Altro che indipendenza energetica dalla Russia! L'Italia, sostanzialmente, non può permettersi di rinunciare al gas di Vladimir Putin perché masochisticamente ha bloccato la maggior parte delle attività di estrazione e di ricerca degli idrocarburi nel nostro Paese. Colpa del Pitesai, complicato acronimo di «Piano per la transizione energetica sostenibile delle aree idonee». E quando il burocratese allude ad «aree idonee» (come nel caso del Deposito nazionale delle scorie nucleari) significa restringere al minimo qualsiasi possibilità.
Al ministro della Transizione ecologica, Roberto Cingolani, va dato il merito di aver tirato fuori dai cassetti questa mappa della quale i governi Conte I e Conte II avevano promesso la pubblicazione. Il problema è che ideologicamente il Pitesai sembra proprio figlio dell'esecutivo giallorosso e non del governo Draghi. Lo ha spiegato bene ieri con un'analisi d'impatto Assorisorse, l'associazione confindustriale delle imprese estrattive presieduta dal manager Eni, Luigi Ciarrocchi. Dal punto di vista delle esplorazioni di idrocarburi, il Pitesai revoca di 42 titoli su 45 (tra istanze e permessi di ricerca), comportando «di fatto» l'azzeramento delle attività future, sia a terra che a mare. Resteranno solo 3 permessi di ricerca tra i quali uno dell'Eni e uno della piccola compagnia emiliana Gas Plus. Delle 123 concessioni minerarie attualmente in essere (di cui 108 relative al gas) oltre il 70% ricade in aree definite come «non idonee». In questo modo, prosegue Assorisorse, «si limitano fortemente le prospettive di produzione per effetto delle incertezze sulla possibilità di effettuare nuovi investimenti».

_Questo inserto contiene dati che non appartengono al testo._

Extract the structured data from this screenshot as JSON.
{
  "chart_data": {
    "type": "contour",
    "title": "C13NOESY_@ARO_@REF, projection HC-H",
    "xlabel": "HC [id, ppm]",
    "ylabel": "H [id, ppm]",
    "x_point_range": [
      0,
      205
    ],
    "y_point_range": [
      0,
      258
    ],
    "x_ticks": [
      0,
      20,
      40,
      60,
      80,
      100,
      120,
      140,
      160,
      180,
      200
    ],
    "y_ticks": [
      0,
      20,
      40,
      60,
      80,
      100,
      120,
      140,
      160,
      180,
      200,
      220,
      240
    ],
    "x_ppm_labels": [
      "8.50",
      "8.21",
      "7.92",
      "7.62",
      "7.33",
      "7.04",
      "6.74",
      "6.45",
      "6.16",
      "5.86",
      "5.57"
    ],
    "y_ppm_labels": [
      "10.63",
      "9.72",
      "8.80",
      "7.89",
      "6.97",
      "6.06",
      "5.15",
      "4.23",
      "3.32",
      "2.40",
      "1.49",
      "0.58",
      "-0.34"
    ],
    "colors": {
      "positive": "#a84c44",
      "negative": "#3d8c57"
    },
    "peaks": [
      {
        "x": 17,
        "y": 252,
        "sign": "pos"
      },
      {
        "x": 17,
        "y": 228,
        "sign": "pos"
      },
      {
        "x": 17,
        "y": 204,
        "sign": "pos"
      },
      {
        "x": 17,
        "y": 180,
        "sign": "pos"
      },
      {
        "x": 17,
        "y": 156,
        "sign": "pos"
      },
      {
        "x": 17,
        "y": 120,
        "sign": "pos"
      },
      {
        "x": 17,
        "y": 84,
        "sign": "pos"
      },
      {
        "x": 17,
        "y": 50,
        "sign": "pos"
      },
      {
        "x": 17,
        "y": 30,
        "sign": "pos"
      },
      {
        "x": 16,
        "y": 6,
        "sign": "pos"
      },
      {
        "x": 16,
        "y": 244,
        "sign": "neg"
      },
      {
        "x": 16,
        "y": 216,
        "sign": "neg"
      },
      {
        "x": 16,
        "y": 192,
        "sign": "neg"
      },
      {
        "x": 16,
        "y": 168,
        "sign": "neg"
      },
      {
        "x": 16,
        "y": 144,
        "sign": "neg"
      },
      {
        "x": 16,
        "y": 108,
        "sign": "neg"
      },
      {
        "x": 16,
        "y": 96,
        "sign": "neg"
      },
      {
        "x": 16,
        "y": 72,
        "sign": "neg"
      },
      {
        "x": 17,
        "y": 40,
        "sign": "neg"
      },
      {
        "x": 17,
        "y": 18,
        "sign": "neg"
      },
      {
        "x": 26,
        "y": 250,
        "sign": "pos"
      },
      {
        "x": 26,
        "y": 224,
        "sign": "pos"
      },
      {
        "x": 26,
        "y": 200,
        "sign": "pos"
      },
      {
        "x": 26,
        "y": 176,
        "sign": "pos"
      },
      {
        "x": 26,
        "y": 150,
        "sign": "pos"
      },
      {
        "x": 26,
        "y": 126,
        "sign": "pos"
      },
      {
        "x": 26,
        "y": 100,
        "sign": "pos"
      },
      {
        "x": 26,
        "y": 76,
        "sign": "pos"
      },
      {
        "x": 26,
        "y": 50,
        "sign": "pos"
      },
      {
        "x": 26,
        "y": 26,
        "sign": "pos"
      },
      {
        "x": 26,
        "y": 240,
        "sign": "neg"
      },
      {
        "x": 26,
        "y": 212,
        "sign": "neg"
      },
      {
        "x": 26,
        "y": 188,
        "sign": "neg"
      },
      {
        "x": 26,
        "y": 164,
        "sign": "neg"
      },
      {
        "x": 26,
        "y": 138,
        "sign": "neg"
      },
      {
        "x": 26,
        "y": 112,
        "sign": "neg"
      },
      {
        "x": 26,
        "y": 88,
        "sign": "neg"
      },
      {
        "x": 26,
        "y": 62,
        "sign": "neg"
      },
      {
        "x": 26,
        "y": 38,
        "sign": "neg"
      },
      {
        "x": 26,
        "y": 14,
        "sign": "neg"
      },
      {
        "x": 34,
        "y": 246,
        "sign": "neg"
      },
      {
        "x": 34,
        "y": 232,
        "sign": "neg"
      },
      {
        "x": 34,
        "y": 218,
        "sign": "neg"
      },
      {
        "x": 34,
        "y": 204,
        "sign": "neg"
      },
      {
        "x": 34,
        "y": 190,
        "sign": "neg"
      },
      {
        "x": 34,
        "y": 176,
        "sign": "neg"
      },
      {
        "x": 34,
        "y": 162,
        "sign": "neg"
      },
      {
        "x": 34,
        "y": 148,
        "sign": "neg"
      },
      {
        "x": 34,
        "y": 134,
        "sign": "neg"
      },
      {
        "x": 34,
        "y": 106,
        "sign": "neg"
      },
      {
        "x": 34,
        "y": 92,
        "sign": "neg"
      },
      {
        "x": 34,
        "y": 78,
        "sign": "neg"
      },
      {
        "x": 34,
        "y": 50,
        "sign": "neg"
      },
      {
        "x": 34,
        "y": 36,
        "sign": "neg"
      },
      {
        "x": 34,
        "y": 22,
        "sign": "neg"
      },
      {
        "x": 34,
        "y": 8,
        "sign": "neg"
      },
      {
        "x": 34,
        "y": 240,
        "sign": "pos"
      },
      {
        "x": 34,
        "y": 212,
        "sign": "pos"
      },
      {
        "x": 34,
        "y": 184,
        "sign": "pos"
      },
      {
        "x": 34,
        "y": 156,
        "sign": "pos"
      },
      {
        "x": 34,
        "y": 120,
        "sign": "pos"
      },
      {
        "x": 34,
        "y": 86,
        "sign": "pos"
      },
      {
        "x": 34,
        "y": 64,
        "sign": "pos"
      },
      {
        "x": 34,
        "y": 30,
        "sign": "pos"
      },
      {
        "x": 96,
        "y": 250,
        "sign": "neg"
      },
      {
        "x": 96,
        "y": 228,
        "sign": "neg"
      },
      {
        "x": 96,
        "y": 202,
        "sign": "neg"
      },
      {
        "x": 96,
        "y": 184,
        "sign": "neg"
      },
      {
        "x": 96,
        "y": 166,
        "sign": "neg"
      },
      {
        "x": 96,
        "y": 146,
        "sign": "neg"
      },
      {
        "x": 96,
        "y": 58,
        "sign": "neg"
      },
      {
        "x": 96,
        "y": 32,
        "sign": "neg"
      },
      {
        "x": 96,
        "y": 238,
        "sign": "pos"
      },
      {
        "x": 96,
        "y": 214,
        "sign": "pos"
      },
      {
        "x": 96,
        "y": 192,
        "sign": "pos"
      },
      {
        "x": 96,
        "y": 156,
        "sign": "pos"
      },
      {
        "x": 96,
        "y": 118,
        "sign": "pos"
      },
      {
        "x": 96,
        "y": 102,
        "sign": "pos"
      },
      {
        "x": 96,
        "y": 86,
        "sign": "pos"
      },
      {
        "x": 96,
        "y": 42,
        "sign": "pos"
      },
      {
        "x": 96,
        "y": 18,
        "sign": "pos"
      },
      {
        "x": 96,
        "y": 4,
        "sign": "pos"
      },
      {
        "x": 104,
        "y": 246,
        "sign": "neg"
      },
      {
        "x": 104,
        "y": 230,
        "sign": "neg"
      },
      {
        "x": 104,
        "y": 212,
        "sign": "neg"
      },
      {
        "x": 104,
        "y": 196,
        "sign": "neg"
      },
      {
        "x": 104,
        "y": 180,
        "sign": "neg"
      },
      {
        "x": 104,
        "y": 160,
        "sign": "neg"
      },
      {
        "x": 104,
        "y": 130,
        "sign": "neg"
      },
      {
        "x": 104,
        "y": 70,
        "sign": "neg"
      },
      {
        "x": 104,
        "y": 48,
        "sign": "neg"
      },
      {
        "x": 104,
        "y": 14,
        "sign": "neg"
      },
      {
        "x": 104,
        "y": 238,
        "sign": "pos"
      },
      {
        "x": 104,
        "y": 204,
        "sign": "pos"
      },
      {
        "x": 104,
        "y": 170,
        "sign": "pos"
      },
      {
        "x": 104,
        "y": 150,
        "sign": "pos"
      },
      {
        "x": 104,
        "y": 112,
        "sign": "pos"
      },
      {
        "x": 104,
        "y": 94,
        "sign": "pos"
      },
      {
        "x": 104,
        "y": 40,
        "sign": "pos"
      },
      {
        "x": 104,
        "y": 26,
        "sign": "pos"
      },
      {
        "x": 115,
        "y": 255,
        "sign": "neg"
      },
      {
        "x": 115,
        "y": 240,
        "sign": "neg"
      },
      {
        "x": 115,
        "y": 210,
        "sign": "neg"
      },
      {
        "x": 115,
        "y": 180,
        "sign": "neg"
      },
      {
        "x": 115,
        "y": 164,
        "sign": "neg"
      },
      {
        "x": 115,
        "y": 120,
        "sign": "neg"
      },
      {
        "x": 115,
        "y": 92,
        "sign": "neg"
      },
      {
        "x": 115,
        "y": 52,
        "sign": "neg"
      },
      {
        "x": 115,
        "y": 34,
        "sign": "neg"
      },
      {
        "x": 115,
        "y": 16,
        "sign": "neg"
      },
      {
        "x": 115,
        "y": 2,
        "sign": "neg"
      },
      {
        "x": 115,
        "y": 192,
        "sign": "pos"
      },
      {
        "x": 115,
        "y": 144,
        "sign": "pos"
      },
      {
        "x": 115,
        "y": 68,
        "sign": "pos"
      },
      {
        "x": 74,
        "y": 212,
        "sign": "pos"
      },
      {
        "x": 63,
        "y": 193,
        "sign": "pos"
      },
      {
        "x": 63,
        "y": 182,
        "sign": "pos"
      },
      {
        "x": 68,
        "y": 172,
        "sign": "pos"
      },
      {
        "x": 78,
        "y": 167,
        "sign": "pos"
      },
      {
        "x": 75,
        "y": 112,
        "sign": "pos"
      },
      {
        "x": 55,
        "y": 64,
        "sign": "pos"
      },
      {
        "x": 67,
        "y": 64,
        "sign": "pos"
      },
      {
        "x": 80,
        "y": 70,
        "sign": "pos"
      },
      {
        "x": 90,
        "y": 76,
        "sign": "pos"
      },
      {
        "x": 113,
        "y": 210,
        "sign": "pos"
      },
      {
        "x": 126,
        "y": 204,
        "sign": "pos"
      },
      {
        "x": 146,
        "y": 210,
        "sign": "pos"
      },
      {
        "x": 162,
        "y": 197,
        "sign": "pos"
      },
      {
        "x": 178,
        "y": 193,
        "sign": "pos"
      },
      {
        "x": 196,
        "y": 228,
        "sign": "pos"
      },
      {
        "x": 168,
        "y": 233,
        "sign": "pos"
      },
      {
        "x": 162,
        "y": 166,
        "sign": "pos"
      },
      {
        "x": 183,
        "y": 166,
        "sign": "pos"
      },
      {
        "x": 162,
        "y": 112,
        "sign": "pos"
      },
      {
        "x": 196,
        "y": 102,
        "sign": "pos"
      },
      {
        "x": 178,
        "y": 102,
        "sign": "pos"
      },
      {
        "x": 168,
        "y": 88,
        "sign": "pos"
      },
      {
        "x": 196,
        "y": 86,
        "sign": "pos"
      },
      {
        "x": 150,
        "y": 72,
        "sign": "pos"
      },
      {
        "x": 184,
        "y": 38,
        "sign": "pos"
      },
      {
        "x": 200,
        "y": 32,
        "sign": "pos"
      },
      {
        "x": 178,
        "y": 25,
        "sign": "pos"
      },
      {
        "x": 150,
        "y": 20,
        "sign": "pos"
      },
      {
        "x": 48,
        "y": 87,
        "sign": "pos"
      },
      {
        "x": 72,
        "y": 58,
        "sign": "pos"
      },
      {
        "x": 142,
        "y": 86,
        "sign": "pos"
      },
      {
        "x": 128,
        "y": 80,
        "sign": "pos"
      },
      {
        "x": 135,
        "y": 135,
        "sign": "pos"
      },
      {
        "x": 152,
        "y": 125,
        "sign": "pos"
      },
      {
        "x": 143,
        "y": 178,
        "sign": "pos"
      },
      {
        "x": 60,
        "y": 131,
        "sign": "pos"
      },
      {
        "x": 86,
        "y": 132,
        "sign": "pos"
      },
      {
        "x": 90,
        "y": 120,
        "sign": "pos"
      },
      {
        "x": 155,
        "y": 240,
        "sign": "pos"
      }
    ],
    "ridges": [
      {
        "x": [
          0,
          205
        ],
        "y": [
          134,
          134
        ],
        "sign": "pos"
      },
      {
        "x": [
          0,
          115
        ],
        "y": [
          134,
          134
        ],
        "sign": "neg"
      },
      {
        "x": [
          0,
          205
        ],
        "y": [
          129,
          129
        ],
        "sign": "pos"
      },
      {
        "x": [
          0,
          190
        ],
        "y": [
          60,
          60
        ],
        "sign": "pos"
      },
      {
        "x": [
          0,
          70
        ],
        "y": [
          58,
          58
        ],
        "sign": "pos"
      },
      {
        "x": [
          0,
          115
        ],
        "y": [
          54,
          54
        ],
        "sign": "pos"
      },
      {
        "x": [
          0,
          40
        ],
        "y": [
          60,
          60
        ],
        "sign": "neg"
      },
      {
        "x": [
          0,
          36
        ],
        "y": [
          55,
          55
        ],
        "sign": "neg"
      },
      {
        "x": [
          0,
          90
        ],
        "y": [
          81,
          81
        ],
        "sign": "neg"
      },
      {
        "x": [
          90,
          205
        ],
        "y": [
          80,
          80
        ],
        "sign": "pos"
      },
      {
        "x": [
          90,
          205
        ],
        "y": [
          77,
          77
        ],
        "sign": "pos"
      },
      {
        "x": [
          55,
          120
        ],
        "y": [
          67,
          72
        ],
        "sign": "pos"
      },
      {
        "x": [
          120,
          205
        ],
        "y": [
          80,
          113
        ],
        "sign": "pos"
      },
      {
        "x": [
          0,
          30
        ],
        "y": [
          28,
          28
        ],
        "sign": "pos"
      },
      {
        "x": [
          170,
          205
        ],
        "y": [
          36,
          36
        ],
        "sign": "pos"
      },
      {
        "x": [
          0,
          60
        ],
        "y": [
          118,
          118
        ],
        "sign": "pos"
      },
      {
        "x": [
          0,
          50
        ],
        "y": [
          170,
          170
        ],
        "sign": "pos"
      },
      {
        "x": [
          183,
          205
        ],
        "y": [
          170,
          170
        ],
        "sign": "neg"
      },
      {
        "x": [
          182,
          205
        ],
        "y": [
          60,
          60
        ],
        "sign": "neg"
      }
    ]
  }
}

È pressoché certo, infatti, che 20 concessioni saranno revocate e 45 saranno soggette a verifica per stabilire l'eventuale prosieguo o meno delle attività. Su 171 titoli di concessione solo 38 sono in aree idonee, mentre 133 sono in zone «non idonee». Una Caporetto su tutta la linea. Se si osserva il solo potenziale estrattivo del nostro Paese, rileva l'associazione che aderisce a Confindustria, esso ammonta a 112 miliardi di metri cubi (con un ulteriore potenziale di 50 miliardi) dei quali 46 miliardi certi, 46 miliardi probabili e 20 miliardi possibili. Qual è l'assurdo? Che queste cifre sono superiori ai consumi del Paese che nel 2021 si sono attestati a 76 miliardi di metri cubi. Dunque si potrebbe soddisfare con risorse nazionali ben più del 10% cui ambiva il governo Draghi lo scorso febbraio.
«Con un piano di azioni mirate, si può rilanciare la produzione nazionale di gas, andando ben oltre i 5 miliardi prefissati dal decreto Energia e compensando il veloce declino, che oggi è pari ad oltre 0,5 miliardi di metri cubi l'anno», spiega Assorisorse al Giornale aggiungendo che «la valorizzazione del gas domestico comporterebbe il contenimento della bolletta energetica, una riduzione delle emissioni clima-alteranti legate al trasporto (oltre sei volte più alte in quanto nei gasdotti parte del gas è disperso per garantire la costanza della pressione; ndr), occupazione e crescita». Secondo uno studio presentato al dibattito sul Pitesai da Assorisorse, i soli giacimenti di gas dell'Emilia-Romagna potrebbero garantire fino a 1,6 miliardi di metri cubi dagli attuali 800 milioni con un investimento di circa 300 milioni.
Insomma, sarà difficile tornare ai livelli del 2000 (17 miliardi di metri cubi di gas estratti in Italia), ma si può fare uno sforzo per risalire dai 3 miliardi dell'anno scorso, un eredità costosa lasciataci dai talebani del «no triv». Risultati lontani dai 17 miliardi del 2000, ma darebbero un contributo alla manodopera nazionale, alle imprese, alle casse dello Stato e alla lotta contro emissioni che scaldano il clima, invece di prendere la rotta estera per pagare importazioni lungo migliaia di chilometri di tubature ad alto impatto climatico.
«Riteniamo ancora possibile un intervento legislativo, in primis sul Pitesai, con l'obiettivo di salvaguardare e promuovere le attività di estrazione del gas italiano in coerenza con quanto espresso nella mozione votata nei giorni scorsi dal consiglio regionale dell'Emilia-Romagna (approvata da tutti partiti tranne M5s e Verdi; ndr)», sottolinea Assorisorse ricordando che nel Basso Adriatico (Puglia in primis) «sono identificate molte nuove aree non idonee per l'attività estrattiva che mettono a rischio l'estrazione di diversi miliardi di metri cubi di gas».